Sunday, April 3, 2016

Music & Me Part 4 -- Version 1.0 is complete

It's finished, completed, accomplished, discharged, ended, concluded, done.

For those of you who have not been following along at home, please check out the first three installments of this project. Since my last post I finished the plumbing, again with the help of my friend Jim. You may remember from earlier posts that the wind chest has valves that control the flow of air to the organ pipes. Here you can see them with white leaf springs holding them closed. The air then needs to actually get to the pipes, which sit over the holes some of which you can see in the top of the picture.

This was accomplished using pvc plumbing pieces as shown here. The underside of the wind chest is on the left and the organ pipes sit atop the plumbing on the right.

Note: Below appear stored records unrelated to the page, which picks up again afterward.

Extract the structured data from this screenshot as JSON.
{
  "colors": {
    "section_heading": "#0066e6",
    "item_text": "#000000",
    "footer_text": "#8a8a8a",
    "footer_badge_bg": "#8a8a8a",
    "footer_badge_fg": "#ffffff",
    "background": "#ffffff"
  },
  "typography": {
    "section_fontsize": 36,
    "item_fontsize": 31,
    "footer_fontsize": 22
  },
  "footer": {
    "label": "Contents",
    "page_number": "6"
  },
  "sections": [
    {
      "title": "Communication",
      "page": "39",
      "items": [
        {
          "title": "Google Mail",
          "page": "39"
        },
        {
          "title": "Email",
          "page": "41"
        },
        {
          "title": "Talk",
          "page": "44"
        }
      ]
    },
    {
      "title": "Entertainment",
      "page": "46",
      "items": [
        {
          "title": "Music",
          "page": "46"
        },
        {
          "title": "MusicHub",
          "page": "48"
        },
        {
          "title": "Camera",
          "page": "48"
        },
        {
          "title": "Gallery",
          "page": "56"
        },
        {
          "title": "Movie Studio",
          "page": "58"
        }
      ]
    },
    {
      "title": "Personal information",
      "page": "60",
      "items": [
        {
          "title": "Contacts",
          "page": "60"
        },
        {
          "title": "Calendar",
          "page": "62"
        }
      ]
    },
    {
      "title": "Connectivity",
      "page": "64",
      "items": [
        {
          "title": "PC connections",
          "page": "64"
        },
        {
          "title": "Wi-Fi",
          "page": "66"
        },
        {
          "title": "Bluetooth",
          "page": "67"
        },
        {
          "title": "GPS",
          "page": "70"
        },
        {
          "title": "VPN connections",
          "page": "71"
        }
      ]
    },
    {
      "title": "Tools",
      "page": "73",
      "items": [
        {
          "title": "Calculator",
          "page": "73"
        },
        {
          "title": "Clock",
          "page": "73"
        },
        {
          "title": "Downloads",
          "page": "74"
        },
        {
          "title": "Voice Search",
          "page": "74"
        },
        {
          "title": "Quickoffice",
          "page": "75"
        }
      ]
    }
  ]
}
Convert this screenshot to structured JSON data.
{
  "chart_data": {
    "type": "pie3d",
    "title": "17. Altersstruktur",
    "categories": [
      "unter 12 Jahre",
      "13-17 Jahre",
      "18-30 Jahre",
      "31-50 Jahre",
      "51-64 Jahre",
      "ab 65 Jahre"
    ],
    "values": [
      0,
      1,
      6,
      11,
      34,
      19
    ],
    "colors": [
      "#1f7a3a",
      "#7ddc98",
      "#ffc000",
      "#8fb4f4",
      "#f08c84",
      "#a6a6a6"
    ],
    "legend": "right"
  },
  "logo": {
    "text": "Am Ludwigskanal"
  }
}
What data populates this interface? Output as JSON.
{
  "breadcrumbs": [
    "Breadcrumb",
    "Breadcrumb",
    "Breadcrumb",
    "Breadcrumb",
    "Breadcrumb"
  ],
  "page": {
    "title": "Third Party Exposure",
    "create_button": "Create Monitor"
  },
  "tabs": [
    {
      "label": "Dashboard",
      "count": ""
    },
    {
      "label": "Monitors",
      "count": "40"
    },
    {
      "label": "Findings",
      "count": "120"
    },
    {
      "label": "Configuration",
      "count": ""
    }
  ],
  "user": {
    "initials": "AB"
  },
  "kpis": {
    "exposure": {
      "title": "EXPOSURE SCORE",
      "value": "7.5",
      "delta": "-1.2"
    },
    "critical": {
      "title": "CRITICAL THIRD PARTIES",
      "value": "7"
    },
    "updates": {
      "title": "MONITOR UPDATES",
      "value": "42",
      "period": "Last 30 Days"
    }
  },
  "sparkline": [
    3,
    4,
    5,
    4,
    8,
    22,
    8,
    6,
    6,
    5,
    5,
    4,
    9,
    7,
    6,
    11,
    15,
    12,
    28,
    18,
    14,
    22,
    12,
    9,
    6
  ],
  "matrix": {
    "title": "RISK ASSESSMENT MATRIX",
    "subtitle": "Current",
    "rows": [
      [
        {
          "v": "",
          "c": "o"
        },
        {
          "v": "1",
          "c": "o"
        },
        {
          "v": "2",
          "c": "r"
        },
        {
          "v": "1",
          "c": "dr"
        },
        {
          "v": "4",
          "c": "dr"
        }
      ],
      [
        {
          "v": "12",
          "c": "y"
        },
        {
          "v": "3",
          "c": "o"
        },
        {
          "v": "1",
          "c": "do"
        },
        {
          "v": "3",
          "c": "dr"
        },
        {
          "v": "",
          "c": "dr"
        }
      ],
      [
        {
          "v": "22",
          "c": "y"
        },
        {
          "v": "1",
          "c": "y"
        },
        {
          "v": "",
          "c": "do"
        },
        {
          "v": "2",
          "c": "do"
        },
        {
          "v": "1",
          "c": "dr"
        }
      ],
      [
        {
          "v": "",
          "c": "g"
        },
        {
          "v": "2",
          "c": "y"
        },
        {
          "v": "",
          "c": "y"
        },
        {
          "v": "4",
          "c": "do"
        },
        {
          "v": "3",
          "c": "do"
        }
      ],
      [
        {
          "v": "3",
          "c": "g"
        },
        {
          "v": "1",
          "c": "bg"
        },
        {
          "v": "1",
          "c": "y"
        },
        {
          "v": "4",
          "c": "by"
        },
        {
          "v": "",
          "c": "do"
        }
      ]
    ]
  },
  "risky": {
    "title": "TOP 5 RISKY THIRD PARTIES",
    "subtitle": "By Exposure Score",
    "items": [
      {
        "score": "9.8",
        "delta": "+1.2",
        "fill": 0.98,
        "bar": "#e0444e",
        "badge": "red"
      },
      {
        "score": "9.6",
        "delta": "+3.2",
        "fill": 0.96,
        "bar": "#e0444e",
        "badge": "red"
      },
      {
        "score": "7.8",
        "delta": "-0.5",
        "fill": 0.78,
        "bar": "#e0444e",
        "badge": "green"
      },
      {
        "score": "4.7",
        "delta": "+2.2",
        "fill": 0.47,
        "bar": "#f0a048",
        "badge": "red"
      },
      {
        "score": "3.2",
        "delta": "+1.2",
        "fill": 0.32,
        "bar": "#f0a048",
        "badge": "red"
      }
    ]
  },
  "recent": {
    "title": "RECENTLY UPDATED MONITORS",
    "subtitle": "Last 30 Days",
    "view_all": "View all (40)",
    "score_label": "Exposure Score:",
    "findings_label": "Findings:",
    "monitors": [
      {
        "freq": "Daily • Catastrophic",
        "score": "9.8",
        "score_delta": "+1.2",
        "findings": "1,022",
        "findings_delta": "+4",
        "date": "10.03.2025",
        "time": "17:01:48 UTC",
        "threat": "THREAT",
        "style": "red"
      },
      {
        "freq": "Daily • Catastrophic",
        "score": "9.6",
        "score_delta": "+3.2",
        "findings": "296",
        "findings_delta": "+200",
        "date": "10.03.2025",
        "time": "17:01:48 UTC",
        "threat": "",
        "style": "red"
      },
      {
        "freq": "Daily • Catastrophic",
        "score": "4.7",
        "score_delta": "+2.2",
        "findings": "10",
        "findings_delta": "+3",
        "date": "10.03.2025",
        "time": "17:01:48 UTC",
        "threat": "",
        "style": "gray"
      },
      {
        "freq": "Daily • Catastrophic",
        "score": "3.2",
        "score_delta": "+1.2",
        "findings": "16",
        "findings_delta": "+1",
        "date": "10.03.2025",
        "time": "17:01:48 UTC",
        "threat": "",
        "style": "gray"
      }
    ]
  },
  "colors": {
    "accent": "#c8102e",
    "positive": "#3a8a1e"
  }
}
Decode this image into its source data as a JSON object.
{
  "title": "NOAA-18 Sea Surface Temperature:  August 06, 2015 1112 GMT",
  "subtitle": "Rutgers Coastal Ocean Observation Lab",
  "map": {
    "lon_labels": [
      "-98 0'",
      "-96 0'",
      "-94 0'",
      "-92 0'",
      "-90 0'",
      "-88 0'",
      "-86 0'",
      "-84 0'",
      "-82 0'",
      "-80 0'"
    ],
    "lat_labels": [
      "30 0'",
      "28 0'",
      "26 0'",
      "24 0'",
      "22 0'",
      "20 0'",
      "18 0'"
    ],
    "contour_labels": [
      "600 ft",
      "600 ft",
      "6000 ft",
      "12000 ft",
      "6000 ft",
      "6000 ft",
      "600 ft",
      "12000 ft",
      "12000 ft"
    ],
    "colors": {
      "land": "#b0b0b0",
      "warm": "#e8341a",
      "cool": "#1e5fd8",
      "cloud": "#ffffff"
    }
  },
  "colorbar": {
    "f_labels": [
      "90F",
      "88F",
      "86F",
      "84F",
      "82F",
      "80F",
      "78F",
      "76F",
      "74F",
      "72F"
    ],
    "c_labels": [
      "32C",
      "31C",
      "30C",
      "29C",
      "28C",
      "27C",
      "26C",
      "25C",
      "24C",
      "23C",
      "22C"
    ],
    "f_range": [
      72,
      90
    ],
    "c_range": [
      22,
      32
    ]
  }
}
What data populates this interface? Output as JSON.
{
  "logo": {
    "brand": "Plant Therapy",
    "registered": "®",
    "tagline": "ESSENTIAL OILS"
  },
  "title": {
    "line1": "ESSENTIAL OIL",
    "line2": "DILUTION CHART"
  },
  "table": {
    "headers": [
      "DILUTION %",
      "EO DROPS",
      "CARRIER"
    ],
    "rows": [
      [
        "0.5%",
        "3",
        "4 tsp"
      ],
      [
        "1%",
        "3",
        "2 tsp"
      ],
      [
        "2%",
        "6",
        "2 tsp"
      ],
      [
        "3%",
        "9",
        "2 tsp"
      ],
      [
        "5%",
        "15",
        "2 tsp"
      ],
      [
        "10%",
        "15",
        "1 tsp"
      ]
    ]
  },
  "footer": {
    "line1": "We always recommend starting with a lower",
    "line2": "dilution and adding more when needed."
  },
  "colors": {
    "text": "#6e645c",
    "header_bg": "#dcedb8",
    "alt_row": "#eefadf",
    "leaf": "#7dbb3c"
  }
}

Here is my source of air or as the organ folks say, wind. I couldn't afford a real organ blower so I went with the Shop-Vac solution. I built this box to accomplish two things. First, one could hardly hear the organ over the roar of the Shop-Vac so I needed to do something about the noise. Second, the higher the pressure in the organ the higher the pitch of the pipes. Therefore, a pressure regulator is needed to limit the changes in pressure that occur as different numbers of pipes are playing at one time. The lower box contains the Shop-Vac and muffles its noise. The upper box further muffles the noise and regulates the pressure.

Let's start with the pressure regulator first. My friend Jim used to have an HVAC (Heating, Ventilating, and Air Conditioning) business and he showed me how they regulate pressure in those systems. You can see an example on the left side of the top box. There is a door, hinged at the top. Sticking out of the door is a rod, and on the rod is a weight. When the system is running, most of the time it produces more air than the organ needs. The excess air shoves the door open and escapes. If the pressure starts to drop, as it does when more pipes are playing, the lower pressure can't hold the door open as much so the door closes a little and that boosts the pressure. The pressure can be regulated by sliding the weight in or out on the rod.

Now for the sound deadening. Here is a picture of the upper box (left) and one of the lower box (right) with their tops removed. The air inlet is on the left side of the upper box, near the top of the picture. I have sound deadening insulation near the opening because I found that there was some noise from the airflow, and some from the Vac, and insulation near the opening seemed to quiet it. The air is drawn into the hole on the left near the bottom of the picture, down to where the Vac is. Now looking at the picture of the lower box the opening from the upper box opens into the large compartment where the Vac is. The discharge from the Vac goes through the short white tube into the small compartment on the upper left of the picture. It then passes through an opening into the small compartment on the upper right. From there it flows back up into the upper box through the hole you can see in the upper right of the left picture. This compartment has the pressure regulating weighted door. The air that doesn't escape through the pressure regulator flows through the round hole through a hose to the organ. All those twists and turns, with insulation at strategic points cause the sound to be dramatically reduced, from about 90dB to about 73dB.

After getting the organ working, Jim and I went through endless sessions of tuning the forty-two pipes. We used an app called Pano Tuner, a screen shot of which is shown here. The app worked beautifully, the organ somewhat less so. After much trial and error we learned that the pipes were so close together that their sound was impacted by the pipes around them. Also, at first we were playing around with the pressure and every time we changed it we had to re-tune all the pipes. Even after we chose a final setting for that, though, we would tune the organ in the morning and when we came back in the afternoon the pipes would all be sharp or flat. We figured it may have to do with temperature and humidity. I live in Florida and the organ is in my garage so those parameters can vary quite a bit but I haven't brought it indoors yet to test that theory.

And that's it. Here are me (on the right) and Jim relieved that version 1.0 is complete. Now, those of you who have stuck with me this far get either a reward or punishment depending on your perspective. Here is a link to a YouTube video of the organ in action. Thanks for reading my blog.

And thanks once again to Matthias Wandel at and Raphi Giangiulio at I stand on the shoulders of giants.


  1. Whoa! Wendell! Amazing! Complicated! We are amazed.

  2. Wendell, that is a pretty impressive mesh of old and new technology. Way to go.

  3. Thank you. That's what I thought when I first hit on the idea.